My grandmother was sweeter than honey, as cheerful as a rainbow and trusting—arguably to a fault. In her later years, she watched every episode of Divorce Court in great anticipation. “How sad…” she’d respond to the verdict. “I wanted them both to win!” She never gave up hope, particularly in others. But even Grandma had her limits…
One day during a cheery walk near her home, a car pulled up beside her. As the window rolled down, Grandma smiled, assuming it was a nice man from a nearby retirement community she recognized.
“Hop in,” the driver said. “I’ll give you a ride.”
Grandma entered the car, closed the door, fastened her seatbelt then looked at the driver—a total stranger. After a silent ride, during which she scarcely breathed, the car reached a stop sign. Grandma didn’t hesitate; she opened the door and fled.
That story, though gratefully anticlimactic, has popped into my head over the years, inspiring wonder. What was my sweet grandmother thinking? What was he thinking? Did more than lack of familiarity prompt her to flee? What if she hadn’t fled, or if the man stopped her? In my favorite imagined scenario my Swedish, Hindi-speaking grandmother lures the man to an Indian restaurant and kung fu-flings him into a samosa fryer. (Hi-YA!) In a way, that’s what she did. Grandma’s actions told the driver she wouldn’t succumb to his desires, whatever they were. She had no need to look back and probably never assumed someone’s identity again.
Trust wasn’t my grandmother’s detriment, but her strength. So she was a bit lax on the awareness factor. But once inside that car, she trusted her instincts and reacted. Her quick decision at the stop sign could very well have saved her life.

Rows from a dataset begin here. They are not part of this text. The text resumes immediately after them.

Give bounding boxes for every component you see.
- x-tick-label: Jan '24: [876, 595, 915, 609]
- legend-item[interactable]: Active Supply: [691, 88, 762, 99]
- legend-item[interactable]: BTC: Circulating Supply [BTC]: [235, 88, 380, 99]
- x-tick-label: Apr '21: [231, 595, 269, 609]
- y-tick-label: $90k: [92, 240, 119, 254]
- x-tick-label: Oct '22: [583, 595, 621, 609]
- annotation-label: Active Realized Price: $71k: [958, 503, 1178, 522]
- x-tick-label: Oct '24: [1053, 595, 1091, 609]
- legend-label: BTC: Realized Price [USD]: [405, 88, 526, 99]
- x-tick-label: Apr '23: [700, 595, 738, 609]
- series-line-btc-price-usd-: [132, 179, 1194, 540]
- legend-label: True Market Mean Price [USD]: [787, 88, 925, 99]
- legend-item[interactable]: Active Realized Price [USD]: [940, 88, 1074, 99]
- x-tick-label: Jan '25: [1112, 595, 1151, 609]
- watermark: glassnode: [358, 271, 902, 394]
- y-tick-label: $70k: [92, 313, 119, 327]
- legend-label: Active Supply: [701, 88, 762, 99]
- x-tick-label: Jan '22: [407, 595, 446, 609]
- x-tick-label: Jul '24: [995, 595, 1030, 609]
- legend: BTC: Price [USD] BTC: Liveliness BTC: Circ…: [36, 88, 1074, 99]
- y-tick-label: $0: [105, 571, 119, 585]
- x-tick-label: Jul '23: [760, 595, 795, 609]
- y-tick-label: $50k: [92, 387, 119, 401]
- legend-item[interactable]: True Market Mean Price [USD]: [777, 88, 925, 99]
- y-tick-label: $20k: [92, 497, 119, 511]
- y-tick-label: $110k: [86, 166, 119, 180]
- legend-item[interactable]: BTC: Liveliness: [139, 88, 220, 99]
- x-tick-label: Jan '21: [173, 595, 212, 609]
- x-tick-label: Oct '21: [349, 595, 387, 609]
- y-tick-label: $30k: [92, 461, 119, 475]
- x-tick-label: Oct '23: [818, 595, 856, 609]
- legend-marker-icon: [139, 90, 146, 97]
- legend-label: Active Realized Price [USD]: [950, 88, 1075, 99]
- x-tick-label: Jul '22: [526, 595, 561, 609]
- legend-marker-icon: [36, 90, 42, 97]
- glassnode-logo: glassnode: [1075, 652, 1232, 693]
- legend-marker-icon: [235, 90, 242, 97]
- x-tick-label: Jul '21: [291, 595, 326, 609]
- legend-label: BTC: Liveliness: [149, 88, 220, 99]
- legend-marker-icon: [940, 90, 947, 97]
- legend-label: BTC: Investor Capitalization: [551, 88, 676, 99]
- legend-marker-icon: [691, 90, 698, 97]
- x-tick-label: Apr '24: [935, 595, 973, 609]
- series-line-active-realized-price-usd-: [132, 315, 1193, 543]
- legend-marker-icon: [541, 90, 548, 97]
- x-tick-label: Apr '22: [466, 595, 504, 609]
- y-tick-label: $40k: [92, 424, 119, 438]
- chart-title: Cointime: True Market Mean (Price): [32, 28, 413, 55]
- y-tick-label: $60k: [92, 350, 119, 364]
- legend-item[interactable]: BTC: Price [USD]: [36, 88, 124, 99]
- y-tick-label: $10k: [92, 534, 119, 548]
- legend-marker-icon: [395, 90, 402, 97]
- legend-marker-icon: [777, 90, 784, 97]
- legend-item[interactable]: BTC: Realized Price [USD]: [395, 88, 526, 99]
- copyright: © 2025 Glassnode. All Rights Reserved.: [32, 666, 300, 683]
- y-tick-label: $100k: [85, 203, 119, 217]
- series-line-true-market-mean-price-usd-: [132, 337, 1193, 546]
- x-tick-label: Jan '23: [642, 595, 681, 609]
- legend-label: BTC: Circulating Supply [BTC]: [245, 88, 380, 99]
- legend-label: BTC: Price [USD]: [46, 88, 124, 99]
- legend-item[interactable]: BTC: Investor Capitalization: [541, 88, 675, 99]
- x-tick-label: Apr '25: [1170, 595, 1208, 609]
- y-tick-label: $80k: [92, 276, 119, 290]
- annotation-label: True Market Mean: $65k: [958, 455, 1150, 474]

If you read my Life-Saving Resolutions series, you know how much I value awareness and intuition in regards to personal safety, much due to Gavin de Becker’s revolutionary book, The Gift of Fear. When I use my fear as a tool—rather than talk myself out of it—and react responsibly, I tell friends I had a “GOF moment.” I’m amazed at how many we all experience. We may never how much listening and responding to our instincts helps us, and that’s perfectly okay by me.
One of many things I love about The Gift of Fear is its emphasis on people who overcame the odds, escaping their attackers to survive. Because I find such stories ultra-inspiring, I’ve decided to launch a new series featuring GOF fear moments. We can learn a lot from others’ experiences. Take, for example, these posts:
Stacy Green: Thriller Thursday: Personal Tragedy While this story doesn’t have a happy ending, it reminds us how important gut instincts are. When we feel creeped out, it’s for a reason.
Kourtney Heinz: The Cost of Distracted Driving No phone call or text is worth taking our minds and eyes off the road. The woman featured survived, but barely. And she and her family can use our help.
Natalie Hartford: He Watched His Grandmother Die: Words from a Survivor This heart-wrenching post gives a face and name to an issue that continues to run rampant, though most of us know the risks. Knowing without reacting is like not knowing at all.
Moi: In case you missed it, my post Lifesaving Resolution #4: Trusting Your Instincts, details the time I was followed home from photo shoot in NYC. Numerous readers shared GOF moments in the comments—insightful stuff!
What sticky situations have you managed to get out of? What “stop sign” inspired a turn for the better? Any GOF moments to share? I’m all eyes/ears.